Qu'est-ce que cela signifie donc ? Eh bien, le parcours qui mène d'un objectif motivant à la surmonte des obstacles, tu sais, jusqu'à l'atteinte de ce but tant désiré, ne s'arrête pas simplement là, avec ce résultat escompté.
Nous avons constaté que lorsque les employés atteignent des objectifs significatifs, cela renforce positivement leur capacité à envisager des perspectives d'avenir et à prendre leur destin en main, ce qui alimente ensuite un cycle de motivation vers de nouveaux objectifs et de plus grandes réussites. En bref, une culture de l'espoir donne naissance à des employés optimistes, capables d'atteindre de nouveaux sommets – la réussite.
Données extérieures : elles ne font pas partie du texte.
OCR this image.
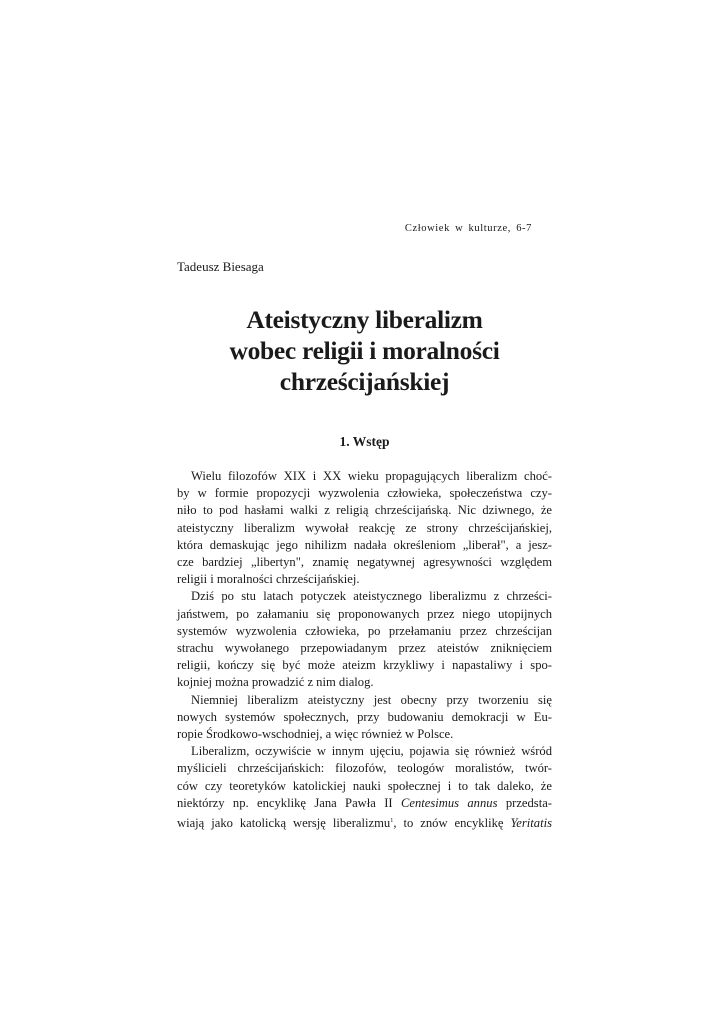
Człowiek w kulturze, 6-7
Tadeusz Biesaga
Ateistyczny liberalizm
wobec religii i moralności
chrześcijańskiej
1. Wstęp
Wielu filozofów XIX i XX wieku propagujących liberalizm choć-
by w formie propozycji wyzwolenia człowieka, społeczeństwa czy-
niło to pod hasłami walki z religią chrześcijańską. Nic dziwnego, że
ateistyczny liberalizm wywołał reakcję ze strony chrześcijańskiej,
która demaskując jego nihilizm nadała określeniom „liberał", a jesz-
cze bardziej „libertyn", znamię negatywnej agresywności względem
religii i moralności chrześcijańskiej.
Dziś po stu latach potyczek ateistycznego liberalizmu z chrześci-
jaństwem, po załamaniu się proponowanych przez niego utopijnych
systemów wyzwolenia człowieka, po przełamaniu przez chrześcijan
strachu wywołanego przepowiadanym przez ateistów zniknięciem
religii, kończy się być może ateizm krzykliwy i napastaliwy i spo-
kojniej można prowadzić z nim dialog.
Niemniej liberalizm ateistyczny jest obecny przy tworzeniu się
nowych systemów społecznych, przy budowaniu demokracji w Eu-
ropie Środkowo-wschodniej, a więc również w Polsce.
Liberalizm, oczywiście w innym ujęciu, pojawia się również wśród
myślicieli chrześcijańskich: filozofów, teologów moralistów, twór-
ców czy teoretyków katolickiej nauki społecznej i to tak daleko, że
niektórzy np. encyklikę Jana Pawła II Centesimus annus przedsta-
wiają jako katolicką wersję liberalizmu$^1$, to znów encyklikę Yeritatis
Espérons que ce ne soit pas l'excès.
Et quand les employés ressentent ce profond sentiment d'espoir, devinez quoi ? Cela a un impact considérable non seulement sur la manière dont ils avancent, mais aussi sur la façon dont ils envisagent leur avenir au travail.
Voici donc quelques données supplémentaires. Lorsque les employés ont un fort sentiment d’espoir, ils sont 73 % plus confiants dans leur capacité à se fixer de nouveaux objectifs, et 71 % d’entre eux ont plus de facilité à entrevoir les moyens d’y parvenir. Et voici un élément très intéressant qui contraste vraiment avec ce que nous entendions au tout début concernant ce sentiment d’espoir en l’avenir. Vous savez, lorsqu'ils ont ce fort sentiment d'espoir, 75 % d'entre eux se sentent plus positifs quant à leur avenir.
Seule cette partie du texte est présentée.